The Agusta lifted somewhat jerkily into the air.

  It wasn’t one of Richter’s better take-offs, but he was off the ground and that was all that mattered. He pulled up the collective further, pushed down gently on the left rudder pedal, and moved the control column slightly further back and over to the left. The helicopter banked sharply to port and began increasing speed. As Richter straightened up and the Agusta soared over a clump of poplars at the edge of the field, he knew for sure that he was going to make it.

  Perini had just enjoyed an unexpected piece of good fortune. The air ambulance was still at least ten minutes away when a black BMW saloon slowed down at the end of the drive leading to the villa, where some of Perini’s men were still standing, weapons held loosely in their hands. The driver peered curiously over at the activity outside the house, then braked to a stop and climbed out, clutching a black leather bag. He ran up to where Perini was standing, took one look at Lomas and pushed the DCPP officers aside.

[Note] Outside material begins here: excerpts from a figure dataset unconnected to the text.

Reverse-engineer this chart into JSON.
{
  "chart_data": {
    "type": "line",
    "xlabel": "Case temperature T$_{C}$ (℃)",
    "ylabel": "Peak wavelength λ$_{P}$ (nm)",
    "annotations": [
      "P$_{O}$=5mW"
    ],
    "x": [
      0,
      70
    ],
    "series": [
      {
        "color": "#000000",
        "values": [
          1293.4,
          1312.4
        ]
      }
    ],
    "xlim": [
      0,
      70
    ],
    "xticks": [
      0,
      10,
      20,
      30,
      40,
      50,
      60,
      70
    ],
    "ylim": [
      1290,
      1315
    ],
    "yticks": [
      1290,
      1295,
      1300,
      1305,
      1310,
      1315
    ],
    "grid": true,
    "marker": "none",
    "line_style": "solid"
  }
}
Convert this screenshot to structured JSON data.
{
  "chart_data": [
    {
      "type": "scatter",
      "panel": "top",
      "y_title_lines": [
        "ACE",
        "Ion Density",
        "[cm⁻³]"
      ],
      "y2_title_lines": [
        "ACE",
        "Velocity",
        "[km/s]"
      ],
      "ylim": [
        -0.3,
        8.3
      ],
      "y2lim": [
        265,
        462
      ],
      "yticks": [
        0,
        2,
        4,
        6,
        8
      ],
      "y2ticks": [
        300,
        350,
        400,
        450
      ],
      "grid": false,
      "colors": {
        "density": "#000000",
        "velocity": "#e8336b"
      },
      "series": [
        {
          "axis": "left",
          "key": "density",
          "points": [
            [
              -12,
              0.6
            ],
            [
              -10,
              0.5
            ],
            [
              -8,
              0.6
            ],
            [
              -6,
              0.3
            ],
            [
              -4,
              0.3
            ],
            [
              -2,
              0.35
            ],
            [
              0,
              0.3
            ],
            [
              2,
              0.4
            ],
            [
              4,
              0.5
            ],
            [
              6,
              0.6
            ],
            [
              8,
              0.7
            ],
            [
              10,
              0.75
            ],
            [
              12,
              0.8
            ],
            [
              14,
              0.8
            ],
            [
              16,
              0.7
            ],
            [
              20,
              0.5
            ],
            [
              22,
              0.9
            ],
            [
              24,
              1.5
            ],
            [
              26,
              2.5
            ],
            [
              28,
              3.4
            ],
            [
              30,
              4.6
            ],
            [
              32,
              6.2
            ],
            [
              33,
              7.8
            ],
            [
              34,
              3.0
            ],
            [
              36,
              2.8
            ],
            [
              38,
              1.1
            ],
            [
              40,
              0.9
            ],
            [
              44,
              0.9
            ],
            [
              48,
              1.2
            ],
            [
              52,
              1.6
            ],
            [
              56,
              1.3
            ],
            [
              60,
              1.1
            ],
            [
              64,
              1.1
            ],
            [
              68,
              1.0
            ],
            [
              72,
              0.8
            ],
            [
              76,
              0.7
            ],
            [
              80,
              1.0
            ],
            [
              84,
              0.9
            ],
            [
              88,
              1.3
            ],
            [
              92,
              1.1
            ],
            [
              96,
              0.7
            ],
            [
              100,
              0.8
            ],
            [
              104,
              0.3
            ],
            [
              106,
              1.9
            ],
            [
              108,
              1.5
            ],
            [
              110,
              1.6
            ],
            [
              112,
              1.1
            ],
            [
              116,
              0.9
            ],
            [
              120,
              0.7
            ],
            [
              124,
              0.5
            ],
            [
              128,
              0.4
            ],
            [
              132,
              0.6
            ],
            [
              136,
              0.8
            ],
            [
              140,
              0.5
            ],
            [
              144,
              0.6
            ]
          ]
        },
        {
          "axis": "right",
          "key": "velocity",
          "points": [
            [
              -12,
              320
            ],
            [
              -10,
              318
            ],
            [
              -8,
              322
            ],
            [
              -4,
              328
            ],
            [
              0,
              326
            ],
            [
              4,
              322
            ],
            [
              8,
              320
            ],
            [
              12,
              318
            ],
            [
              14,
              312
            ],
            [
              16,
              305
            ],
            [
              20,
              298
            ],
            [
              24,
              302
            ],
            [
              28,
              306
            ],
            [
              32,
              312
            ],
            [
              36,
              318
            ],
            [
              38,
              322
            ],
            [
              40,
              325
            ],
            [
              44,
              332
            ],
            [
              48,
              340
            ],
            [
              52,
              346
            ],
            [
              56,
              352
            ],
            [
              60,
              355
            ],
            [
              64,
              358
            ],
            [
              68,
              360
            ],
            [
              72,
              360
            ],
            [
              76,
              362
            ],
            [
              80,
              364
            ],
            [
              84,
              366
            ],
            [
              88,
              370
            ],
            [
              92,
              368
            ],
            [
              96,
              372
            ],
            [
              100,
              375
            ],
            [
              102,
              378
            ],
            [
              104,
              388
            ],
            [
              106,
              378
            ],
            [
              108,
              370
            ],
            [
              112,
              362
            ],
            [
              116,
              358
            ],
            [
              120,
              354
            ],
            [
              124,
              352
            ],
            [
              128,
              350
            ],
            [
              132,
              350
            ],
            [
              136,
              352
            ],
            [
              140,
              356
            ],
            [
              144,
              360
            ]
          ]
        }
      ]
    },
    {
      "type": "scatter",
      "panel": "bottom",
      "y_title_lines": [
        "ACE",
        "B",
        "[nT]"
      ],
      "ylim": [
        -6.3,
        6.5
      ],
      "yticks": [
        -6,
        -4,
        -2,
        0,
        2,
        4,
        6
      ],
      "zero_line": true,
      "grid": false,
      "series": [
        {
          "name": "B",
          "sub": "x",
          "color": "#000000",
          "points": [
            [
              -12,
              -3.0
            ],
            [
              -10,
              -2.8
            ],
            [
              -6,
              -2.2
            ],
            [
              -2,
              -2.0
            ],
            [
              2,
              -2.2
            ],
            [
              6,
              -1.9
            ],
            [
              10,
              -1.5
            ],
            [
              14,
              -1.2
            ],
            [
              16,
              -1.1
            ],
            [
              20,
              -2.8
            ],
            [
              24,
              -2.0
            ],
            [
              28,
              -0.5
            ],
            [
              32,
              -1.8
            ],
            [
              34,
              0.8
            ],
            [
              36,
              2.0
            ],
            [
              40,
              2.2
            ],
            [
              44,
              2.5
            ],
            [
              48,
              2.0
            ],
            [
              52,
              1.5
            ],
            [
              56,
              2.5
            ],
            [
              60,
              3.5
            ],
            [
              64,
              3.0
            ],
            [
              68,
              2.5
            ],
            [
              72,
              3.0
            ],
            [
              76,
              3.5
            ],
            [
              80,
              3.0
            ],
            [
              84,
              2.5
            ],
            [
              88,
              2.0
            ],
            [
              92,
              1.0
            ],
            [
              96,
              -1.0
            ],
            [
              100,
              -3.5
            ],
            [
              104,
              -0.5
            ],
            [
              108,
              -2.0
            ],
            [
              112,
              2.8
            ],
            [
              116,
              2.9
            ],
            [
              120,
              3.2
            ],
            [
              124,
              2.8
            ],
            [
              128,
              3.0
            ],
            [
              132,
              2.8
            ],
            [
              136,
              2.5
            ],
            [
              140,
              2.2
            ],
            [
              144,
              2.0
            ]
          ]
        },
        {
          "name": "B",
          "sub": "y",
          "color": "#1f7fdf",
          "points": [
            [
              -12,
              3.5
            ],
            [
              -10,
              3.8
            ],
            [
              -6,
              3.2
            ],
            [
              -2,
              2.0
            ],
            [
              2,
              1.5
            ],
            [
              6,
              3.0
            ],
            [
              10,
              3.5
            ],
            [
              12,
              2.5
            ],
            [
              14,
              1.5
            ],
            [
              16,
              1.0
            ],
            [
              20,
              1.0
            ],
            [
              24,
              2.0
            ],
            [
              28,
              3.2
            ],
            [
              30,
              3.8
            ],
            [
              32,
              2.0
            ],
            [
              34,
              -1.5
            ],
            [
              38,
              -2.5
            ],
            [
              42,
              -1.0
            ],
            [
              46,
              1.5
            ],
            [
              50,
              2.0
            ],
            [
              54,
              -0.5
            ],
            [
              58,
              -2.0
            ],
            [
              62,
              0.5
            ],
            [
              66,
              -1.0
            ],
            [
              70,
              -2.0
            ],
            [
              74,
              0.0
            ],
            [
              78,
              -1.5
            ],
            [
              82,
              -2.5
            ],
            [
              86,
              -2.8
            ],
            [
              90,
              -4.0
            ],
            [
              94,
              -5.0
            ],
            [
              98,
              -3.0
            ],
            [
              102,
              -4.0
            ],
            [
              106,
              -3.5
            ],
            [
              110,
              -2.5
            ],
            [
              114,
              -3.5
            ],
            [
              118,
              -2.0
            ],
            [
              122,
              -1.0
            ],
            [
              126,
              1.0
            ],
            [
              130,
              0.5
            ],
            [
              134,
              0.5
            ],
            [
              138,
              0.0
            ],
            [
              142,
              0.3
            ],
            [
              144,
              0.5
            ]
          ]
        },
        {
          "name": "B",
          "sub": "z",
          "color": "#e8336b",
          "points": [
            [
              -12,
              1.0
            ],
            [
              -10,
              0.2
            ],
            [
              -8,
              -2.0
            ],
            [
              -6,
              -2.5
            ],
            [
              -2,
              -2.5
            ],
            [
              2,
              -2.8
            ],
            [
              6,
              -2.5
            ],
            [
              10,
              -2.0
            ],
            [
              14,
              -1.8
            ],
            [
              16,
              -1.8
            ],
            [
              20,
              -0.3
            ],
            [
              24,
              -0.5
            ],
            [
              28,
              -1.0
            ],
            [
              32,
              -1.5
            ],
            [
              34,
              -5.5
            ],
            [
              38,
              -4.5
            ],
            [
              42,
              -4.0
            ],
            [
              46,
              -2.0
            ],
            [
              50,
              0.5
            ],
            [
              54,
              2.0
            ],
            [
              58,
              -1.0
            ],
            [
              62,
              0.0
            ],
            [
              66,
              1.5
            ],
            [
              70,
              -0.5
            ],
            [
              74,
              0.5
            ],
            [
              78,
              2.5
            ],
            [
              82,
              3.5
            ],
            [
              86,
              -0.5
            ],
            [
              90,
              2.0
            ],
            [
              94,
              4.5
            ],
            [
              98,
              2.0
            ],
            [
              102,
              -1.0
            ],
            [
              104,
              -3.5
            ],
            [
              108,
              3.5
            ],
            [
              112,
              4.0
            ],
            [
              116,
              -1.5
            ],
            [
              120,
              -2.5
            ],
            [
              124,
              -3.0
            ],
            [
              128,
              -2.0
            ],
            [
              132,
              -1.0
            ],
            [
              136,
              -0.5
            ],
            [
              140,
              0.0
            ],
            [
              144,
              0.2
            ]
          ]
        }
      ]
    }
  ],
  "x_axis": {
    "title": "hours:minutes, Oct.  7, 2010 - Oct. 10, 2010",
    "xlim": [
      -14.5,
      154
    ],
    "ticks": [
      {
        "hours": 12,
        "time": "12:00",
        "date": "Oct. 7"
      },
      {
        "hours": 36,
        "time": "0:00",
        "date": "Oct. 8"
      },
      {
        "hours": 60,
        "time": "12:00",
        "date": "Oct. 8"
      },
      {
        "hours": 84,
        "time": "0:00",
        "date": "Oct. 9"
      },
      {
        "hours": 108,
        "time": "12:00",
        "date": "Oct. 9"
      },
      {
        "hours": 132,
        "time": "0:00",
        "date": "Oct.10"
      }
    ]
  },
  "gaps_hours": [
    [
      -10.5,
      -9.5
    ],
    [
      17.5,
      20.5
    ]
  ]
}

  He pulled off the sodden towel and looked in horror at the gaping wound running from Lomas’s navel almost up to his breastbone. ‘Per l’amore del Dio,’ he muttered, then opened his bag and pulled out a dozen or so self-locking forceps, which he used to clamp all the larger of the severed blood vessels. The doctor then used gauze and adhesive strapping, and quickly contrived a makeshift pad to cover the gaping wound and hold Lomas’s intestines in place.

  Only then did he turn and look up at Perini. ‘This man requires emergency surgery,’ he said. He may have been a doctor, but that clearly didn’t exempt him from stating the blindingly obvious.

  ‘I know,’ Perini said. ‘The air ambulance should be here any minute now.’ And, as he said that, they all heard the distinctive throbbing of rotor blades and a bulky white helicopter with red crosses marked on the side swung into view. After the pilot had carried out a single sweep of the area, it landed in the road just beyond the doctor’s car, and in seconds its two crewmen were running up the drive, carrying a stretcher.